2. Stop Initial Access
The following steps can be taken to protect your database and prevent a perpetrator's initial contact.
* Apply internal network access controls to the database server. Make sure that workstations cannot access non-database services on the database server machine.
* Do not allow anonymous access control to your database server.
* Remove or block default accounts.
* Change the default password for those default accounts that cannot be removed or blocked.
* Apply proper password policy to database accounts. Enforce "strong" password policies.
* Put in place mechanisms that will detect in real time exhaustive searches of credentials. These attacks are easily identified by a large number of failed authentication attempts in a relatively short time frame. Put in place mechanisms to block network access of machines trying to perform exhaustive credentials search.
3. Halt Privilege Abuse
Take steps to control access and usage to ensure that legitimate commands are not used in unauthorised circumstances, etc.
* Apply context based access controls. These mechanisms allow you to define access privileges based on the following criteria:
- Network address of the workstation
- Client software
- Time of day
- OS user
* Apply query level access controls. These mechanisms allow you to define the criteria allowed in database queries and structure of queries, thus avoiding bypass of some client-side application logic.
4. Prevent Privilege Elevation
Take steps to prevent the perpetrator from becoming a DB Admin or Root -- with all the attendant privileges associated with these privileged accounts.

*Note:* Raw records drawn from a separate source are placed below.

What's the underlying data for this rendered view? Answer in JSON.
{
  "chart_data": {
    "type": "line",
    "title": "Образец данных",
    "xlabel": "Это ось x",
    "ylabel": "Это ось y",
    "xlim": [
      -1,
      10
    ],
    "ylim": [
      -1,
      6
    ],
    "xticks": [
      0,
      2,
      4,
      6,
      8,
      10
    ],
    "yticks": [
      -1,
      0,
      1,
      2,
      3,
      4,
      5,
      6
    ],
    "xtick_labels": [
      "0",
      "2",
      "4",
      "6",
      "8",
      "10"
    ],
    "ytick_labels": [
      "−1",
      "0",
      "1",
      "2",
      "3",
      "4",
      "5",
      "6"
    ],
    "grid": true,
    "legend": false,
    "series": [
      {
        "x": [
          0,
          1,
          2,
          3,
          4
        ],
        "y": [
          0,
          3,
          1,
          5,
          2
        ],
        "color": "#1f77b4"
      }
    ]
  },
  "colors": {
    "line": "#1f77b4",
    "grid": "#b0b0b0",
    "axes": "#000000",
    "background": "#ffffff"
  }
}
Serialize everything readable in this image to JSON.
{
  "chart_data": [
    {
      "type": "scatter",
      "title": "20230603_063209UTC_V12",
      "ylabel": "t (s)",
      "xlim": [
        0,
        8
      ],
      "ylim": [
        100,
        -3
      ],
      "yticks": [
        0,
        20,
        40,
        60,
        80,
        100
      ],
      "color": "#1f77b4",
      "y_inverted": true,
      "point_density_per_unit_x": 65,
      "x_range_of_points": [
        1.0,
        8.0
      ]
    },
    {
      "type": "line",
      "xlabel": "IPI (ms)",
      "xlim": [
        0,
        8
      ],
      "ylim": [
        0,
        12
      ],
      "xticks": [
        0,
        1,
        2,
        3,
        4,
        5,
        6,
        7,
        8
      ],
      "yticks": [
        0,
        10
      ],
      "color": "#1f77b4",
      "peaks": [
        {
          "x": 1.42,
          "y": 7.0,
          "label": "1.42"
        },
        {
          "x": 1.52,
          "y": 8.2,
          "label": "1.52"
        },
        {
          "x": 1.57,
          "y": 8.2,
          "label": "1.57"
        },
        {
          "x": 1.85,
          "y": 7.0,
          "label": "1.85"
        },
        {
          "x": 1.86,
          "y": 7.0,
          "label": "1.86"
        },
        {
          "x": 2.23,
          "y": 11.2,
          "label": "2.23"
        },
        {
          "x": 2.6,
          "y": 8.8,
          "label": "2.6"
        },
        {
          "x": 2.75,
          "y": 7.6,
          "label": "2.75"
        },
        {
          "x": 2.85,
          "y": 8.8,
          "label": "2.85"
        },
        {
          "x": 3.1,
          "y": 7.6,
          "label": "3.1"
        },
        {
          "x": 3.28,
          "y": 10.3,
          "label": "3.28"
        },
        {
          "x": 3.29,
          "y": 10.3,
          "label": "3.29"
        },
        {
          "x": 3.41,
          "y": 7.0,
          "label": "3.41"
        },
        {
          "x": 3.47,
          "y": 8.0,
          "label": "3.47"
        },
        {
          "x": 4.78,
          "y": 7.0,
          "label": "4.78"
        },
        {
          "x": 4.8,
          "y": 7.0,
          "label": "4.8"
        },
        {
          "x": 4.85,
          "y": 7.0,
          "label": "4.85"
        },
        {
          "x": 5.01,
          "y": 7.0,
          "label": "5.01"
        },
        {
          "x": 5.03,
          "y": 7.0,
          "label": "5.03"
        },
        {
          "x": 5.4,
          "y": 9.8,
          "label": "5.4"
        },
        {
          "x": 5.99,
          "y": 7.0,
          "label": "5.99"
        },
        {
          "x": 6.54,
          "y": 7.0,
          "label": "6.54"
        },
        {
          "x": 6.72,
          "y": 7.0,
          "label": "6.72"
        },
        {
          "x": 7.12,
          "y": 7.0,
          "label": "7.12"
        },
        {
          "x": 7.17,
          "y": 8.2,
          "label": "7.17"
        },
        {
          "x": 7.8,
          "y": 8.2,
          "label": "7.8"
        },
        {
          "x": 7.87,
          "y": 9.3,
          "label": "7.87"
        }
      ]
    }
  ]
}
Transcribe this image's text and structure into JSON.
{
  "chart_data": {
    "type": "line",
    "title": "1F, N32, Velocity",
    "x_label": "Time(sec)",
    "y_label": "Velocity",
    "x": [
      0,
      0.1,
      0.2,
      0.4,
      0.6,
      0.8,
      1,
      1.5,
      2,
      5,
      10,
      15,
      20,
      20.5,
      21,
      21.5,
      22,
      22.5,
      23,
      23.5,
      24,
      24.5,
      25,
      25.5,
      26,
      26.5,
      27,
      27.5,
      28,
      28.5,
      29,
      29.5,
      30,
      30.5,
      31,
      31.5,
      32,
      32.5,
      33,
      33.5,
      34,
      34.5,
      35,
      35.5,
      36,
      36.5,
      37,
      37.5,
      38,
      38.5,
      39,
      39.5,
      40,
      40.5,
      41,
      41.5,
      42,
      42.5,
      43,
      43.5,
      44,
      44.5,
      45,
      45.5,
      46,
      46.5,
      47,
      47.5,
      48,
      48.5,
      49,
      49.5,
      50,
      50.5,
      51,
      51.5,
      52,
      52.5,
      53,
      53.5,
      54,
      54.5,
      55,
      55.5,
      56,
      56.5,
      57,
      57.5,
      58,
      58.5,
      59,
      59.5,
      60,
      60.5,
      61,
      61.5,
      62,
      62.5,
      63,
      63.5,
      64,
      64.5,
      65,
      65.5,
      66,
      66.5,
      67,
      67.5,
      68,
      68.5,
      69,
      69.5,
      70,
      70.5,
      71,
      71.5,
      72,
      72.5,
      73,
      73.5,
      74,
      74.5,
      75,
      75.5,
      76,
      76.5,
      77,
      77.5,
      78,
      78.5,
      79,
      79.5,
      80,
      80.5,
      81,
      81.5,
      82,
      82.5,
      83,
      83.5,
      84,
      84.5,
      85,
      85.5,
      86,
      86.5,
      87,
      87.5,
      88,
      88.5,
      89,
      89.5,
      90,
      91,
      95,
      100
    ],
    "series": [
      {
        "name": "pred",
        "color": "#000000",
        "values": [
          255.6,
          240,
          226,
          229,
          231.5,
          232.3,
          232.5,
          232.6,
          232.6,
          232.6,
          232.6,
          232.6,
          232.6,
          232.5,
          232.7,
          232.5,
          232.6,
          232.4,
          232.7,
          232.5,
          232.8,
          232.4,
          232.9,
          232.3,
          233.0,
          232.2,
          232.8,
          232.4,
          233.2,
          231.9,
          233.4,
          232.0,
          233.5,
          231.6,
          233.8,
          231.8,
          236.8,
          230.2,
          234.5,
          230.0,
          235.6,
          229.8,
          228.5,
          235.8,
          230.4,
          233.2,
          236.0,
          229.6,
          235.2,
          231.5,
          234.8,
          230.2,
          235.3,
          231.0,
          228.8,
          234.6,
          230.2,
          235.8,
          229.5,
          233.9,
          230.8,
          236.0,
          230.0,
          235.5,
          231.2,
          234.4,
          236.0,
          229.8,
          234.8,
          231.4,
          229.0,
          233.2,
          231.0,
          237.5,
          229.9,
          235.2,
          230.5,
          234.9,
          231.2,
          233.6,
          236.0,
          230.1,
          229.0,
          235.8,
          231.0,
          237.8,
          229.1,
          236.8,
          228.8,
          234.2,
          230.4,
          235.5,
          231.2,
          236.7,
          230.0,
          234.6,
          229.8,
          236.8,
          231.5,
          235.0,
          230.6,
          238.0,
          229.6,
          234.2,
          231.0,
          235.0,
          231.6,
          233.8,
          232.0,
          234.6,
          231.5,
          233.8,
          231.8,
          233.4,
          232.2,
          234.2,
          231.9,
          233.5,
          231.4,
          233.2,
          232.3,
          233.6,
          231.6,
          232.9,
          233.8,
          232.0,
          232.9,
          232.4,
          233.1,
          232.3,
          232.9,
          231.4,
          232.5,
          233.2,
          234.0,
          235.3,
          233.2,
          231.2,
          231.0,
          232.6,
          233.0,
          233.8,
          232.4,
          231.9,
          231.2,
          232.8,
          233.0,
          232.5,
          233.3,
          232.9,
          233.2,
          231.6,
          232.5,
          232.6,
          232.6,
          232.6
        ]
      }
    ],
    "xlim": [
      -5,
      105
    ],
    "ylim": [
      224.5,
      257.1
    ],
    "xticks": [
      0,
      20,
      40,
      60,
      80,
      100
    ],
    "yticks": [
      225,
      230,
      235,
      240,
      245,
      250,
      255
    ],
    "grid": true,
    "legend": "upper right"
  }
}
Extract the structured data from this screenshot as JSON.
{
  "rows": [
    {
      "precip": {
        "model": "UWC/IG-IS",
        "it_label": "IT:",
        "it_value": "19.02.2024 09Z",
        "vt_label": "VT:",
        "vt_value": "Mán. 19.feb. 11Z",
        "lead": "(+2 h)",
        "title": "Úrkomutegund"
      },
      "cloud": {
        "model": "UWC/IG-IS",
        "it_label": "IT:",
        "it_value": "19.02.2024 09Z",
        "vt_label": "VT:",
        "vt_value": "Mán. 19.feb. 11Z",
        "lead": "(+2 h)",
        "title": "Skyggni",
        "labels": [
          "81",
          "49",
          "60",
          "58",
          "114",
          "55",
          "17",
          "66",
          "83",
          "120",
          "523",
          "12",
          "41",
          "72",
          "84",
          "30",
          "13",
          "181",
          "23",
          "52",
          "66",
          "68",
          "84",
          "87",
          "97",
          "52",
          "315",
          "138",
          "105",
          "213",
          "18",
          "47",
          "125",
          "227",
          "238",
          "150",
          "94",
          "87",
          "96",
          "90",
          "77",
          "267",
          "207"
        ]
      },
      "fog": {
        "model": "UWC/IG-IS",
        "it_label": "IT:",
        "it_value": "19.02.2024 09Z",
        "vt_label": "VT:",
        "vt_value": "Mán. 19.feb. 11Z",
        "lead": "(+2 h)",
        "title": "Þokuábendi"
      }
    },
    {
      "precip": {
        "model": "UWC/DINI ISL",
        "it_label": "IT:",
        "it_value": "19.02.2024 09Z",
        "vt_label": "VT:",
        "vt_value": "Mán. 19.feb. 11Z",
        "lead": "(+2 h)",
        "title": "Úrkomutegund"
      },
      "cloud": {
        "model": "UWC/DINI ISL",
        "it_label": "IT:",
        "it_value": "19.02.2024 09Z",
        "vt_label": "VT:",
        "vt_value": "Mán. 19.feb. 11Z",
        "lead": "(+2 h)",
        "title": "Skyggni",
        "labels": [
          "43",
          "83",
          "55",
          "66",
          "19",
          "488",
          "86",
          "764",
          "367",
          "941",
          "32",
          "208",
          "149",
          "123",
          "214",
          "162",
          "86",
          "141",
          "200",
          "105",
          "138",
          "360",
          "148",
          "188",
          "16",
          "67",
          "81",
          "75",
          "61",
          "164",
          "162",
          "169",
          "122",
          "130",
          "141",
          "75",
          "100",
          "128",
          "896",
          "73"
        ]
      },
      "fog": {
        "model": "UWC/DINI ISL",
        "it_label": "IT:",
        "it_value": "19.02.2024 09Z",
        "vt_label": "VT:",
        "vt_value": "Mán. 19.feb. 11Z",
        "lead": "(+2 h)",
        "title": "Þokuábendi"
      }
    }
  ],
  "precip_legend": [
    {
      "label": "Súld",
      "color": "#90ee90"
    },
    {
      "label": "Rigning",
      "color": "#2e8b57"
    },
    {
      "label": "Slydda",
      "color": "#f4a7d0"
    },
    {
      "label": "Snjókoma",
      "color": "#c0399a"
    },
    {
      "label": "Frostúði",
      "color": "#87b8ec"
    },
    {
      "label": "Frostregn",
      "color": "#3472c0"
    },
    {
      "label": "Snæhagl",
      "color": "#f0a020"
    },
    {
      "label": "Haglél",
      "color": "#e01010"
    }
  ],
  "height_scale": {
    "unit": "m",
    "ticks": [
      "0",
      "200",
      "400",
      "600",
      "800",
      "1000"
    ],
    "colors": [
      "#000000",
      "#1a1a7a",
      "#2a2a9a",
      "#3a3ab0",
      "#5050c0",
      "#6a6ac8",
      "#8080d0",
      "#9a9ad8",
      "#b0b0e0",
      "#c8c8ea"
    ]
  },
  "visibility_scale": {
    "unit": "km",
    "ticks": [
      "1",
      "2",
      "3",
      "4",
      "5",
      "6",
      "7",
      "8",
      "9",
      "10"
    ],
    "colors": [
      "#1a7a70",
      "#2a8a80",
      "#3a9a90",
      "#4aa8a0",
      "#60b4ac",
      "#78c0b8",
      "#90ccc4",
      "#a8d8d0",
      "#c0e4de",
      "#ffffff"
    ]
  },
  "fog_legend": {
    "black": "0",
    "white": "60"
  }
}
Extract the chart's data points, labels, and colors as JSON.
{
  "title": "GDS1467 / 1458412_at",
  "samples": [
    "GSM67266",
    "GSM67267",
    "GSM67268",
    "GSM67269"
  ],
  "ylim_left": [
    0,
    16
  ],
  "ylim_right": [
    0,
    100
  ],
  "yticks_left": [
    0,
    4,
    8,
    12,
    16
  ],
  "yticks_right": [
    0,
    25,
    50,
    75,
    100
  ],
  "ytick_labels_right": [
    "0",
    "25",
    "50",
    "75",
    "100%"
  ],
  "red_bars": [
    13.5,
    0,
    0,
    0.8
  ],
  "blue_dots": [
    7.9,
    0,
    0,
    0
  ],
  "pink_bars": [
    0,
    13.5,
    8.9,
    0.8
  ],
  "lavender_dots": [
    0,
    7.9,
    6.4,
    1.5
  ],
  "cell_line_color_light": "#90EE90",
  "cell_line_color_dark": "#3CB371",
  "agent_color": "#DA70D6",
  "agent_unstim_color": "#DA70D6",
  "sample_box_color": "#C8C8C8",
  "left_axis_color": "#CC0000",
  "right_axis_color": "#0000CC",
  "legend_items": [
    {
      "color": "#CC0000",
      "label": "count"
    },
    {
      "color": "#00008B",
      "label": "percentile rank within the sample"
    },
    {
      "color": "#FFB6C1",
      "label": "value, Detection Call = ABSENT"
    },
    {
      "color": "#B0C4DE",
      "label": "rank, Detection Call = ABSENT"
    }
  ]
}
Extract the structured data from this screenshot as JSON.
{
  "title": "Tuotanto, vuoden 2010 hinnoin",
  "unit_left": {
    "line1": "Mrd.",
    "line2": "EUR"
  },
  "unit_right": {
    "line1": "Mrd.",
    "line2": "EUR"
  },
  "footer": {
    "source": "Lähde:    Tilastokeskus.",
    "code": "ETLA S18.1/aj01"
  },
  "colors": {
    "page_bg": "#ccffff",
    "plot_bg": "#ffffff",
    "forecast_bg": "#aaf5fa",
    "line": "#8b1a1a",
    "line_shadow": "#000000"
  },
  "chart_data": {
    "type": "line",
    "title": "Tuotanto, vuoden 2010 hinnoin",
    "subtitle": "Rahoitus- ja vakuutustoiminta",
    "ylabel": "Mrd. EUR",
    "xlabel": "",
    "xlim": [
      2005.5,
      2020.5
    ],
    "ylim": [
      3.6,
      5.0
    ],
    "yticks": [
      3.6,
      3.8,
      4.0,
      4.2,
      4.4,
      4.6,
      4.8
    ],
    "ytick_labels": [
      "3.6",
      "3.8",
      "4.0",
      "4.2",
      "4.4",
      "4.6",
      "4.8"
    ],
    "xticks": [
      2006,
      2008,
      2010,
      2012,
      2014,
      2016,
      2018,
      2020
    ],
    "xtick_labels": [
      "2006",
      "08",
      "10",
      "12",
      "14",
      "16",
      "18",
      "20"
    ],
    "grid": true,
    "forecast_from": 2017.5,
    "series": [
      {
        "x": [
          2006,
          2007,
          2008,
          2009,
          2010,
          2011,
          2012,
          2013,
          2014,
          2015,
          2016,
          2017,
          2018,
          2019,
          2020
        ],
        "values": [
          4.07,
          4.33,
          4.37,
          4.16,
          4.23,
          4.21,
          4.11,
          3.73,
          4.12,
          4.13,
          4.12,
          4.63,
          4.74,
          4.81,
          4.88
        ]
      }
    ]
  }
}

* Deploy a database IDS/IPS solution with the following capabilities:
- Reactive protection: detect and block known vulnerabilities based on a frequently updated set of signatures
- Proactive protection: detect and block abnormal protocol messages possibly representing database network communication protocol attacks.
* Apply query level access controls.
5. Don't Let Them Cover Their Tracks
Finally, if all of your other mechanisms fail to prevent the crime, you and the authorities will want an audit trail that fingers the perpetrator. Deploy an independent database audit mechanism. This approach ensures that logging does not affect database performance and that an attacker cannot tamper with the auditing mechanism once connected to the database server.
Amichai Shulman is co-founder and CTO of application data security vendor Imperva. He also heads up the Application Defense Center (ADC), Imperva's research organisation focused on application and data security.